Figure 3 shows the signal expectation corresponding to the derived bound of 299 counts \(\hbox {kg}^{-1}\,\hbox {year}^{-1}\). It is above the current world’s best experimental limit from the BOREXINO experiment [9] and GEMMA experiment [10] as well as above the potential NMM signal expectation derived from the XENON1T excess [19] by a factor of \(\sim \)2.6 or more.
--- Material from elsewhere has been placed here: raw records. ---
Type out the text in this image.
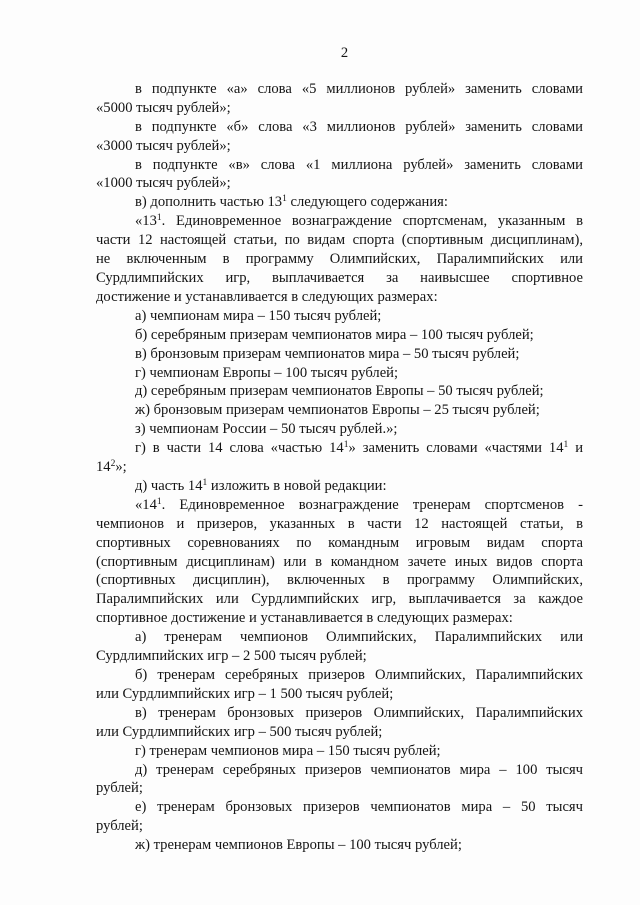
2

в подпункте «а» слова «5 миллионов рублей» заменить словами
«5000 тысяч рублей»;

в подпункте «б» слова «3 миллионов рублей» заменить словами
«3000 тысяч рублей»;

в подпункте «в» слова «1 миллиона рублей» заменить словами
«1000 тысяч рублей»;

в) дополнить частью $13^1$ следующего содержания:

«$13^1$. Единовременное вознаграждение спортсменам, указанным в
части 12 настоящей статьи, по видам спорта (спортивным дисциплинам),
не включенным в программу Олимпийских, Паралимпийских или
Сурдлимпийских игр, выплачивается за наивысшее спортивное
достижение и устанавливается в следующих размерах:

а) чемпионам мира – 150 тысяч рублей;

б) серебряным призерам чемпионатов мира – 100 тысяч рублей;

в) бронзовым призерам чемпионатов мира – 50 тысяч рублей;

г) чемпионам Европы – 100 тысяч рублей;

д) серебряным призерам чемпионатов Европы – 50 тысяч рублей;

ж) бронзовым призерам чемпионатов Европы – 25 тысяч рублей;

з) чемпионам России – 50 тысяч рублей.»;

г) в части 14 слова «частью $14^1$» заменить словами «частями $14^1$ и
$14^2$»;

д) часть $14^1$ изложить в новой редакции:

«$14^1$. Единовременное вознаграждение тренерам спортсменов -
чемпионов и призеров, указанных в части 12 настоящей статьи, в
спортивных соревнованиях по командным игровым видам спорта
(спортивным дисциплинам) или в командном зачете иных видов спорта
(спортивных дисциплин), включенных в программу Олимпийских,
Паралимпийских или Сурдлимпийских игр, выплачивается за каждое
спортивное достижение и устанавливается в следующих размерах:

а) тренерам чемпионов Олимпийских, Паралимпийских или
Сурдлимпийских игр – 2 500 тысяч рублей;

б) тренерам серебряных призеров Олимпийских, Паралимпийских
или Сурдлимпийских игр – 1 500 тысяч рублей;

в) тренерам бронзовых призеров Олимпийских, Паралимпийских
или Сурдлимпийских игр – 500 тысяч рублей;

г) тренерам чемпионов мира – 150 тысяч рублей;

д) тренерам серебряных призеров чемпионатов мира – 100 тысяч
рублей;

е) тренерам бронзовых призеров чемпионатов мира – 50 тысяч
рублей;

ж) тренерам чемпионов Европы – 100 тысяч рублей;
The estimated limit on the NMC is derived from the NMM result via Eq. (2), while assuming \(T\sim 2 \,\mathrm{keV}_{ee}\) corresponding to the lower limit of the ROI. It amounts to

$$\begin{aligned} |q_{\nu }| < 3.3\cdot 10^{-12}\,e_{0} \text { (90\% CL).} \end{aligned}$$
(4)

This limit is approximately a factor of 2 above the one obtained from the NMM limit of the reactor antineutrino experiment GEMMA, which was derived in an analogous way [24]. Even though the GEMMA experiment achieved a better NMM limit, the lower minimum recoil energy of 2.0 \(\hbox {keV}_{{ee}}\), available in the CONUS data analysis, compared with the threshold of 2.8 \(\hbox {keV}_{{ee}}\) in the GEMMA experiment, leads to a closer approach of the NMC limits. The signal expectations for both limits are shown in Fig. 3.
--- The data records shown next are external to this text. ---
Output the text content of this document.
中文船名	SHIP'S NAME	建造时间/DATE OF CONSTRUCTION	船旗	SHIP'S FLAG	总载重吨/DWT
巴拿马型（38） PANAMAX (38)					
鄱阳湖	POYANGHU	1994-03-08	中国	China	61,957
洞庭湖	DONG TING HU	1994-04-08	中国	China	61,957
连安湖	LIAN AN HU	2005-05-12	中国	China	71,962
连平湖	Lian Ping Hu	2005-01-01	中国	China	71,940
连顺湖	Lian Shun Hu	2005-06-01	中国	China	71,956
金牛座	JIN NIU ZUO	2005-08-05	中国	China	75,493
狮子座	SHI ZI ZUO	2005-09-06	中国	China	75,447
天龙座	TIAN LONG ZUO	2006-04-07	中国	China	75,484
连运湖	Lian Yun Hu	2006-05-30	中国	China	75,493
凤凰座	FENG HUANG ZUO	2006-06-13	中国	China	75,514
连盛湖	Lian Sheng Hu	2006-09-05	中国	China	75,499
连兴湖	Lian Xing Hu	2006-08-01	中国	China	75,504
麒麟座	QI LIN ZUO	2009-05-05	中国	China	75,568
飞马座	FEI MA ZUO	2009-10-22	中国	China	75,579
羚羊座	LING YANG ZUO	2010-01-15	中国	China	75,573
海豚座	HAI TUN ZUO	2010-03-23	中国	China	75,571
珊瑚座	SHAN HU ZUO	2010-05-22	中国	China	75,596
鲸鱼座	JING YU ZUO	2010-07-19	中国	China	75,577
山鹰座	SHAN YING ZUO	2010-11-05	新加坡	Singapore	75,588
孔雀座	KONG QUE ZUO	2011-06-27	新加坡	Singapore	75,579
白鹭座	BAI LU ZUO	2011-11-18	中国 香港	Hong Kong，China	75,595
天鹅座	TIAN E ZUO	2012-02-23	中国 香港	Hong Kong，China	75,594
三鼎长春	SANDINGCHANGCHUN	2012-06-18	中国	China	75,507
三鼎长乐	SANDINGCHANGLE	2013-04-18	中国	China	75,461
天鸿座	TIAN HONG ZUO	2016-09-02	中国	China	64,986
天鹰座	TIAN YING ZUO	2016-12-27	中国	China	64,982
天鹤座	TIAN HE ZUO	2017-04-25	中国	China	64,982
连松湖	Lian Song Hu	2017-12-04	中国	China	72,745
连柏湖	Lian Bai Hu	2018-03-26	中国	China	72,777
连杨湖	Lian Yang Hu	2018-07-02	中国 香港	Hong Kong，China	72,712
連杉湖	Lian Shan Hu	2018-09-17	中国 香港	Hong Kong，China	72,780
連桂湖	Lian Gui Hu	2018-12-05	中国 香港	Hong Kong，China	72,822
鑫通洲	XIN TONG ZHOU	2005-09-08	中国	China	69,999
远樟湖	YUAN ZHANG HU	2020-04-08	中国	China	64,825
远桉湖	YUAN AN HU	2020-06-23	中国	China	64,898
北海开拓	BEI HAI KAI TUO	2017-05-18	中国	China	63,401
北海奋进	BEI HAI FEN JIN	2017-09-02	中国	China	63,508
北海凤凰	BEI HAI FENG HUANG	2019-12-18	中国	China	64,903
The CONUS constraints on the NMM and the NMC as presented in this publication are limited by the low statistics in particular for the outages, in which the reactor is turned off. Improvements are expected with more data in both ON and OFF periods. In particular, the experiment will profit from a long background measurement in 2022, since the reactor finished operation by the end of 2021. For all exposure combined, we estimate a sensitivity of \(\mu _{\nu }<5.2\cdot 10^{-11}\,\mu _B\). Even though the exposure will increase significantly, the sensitivity improves by the fourth root, leading to an improvement of less than a factor of 2. Moreover, it is foreseen to extend the energy range towards higher- and lower-energy regions. At low energies, an improved modeling of background and noise parameters might be achieved at highly stable conditions during recent and upcoming data collection. Optimized DAQ settings will allow the inclusion of data at higher energies. Both extensions will further enhance the expected sensitivity. The DAQ system in CONUS was upgraded and improved. Therefore, knowledge of the pulse shape of the signals can be included in future analyses, allowing further background understanding and suppression in the ROI. With those significant improvements, stronger bounds on the electromagnetic properties of neutrinos are expected with the upcoming CONUS data. Furthermore, as soon as a CE\(\nu \)NS signal is observed, additional limits can also be derived from its nuclear recoil spectrum in the sub-keV regime.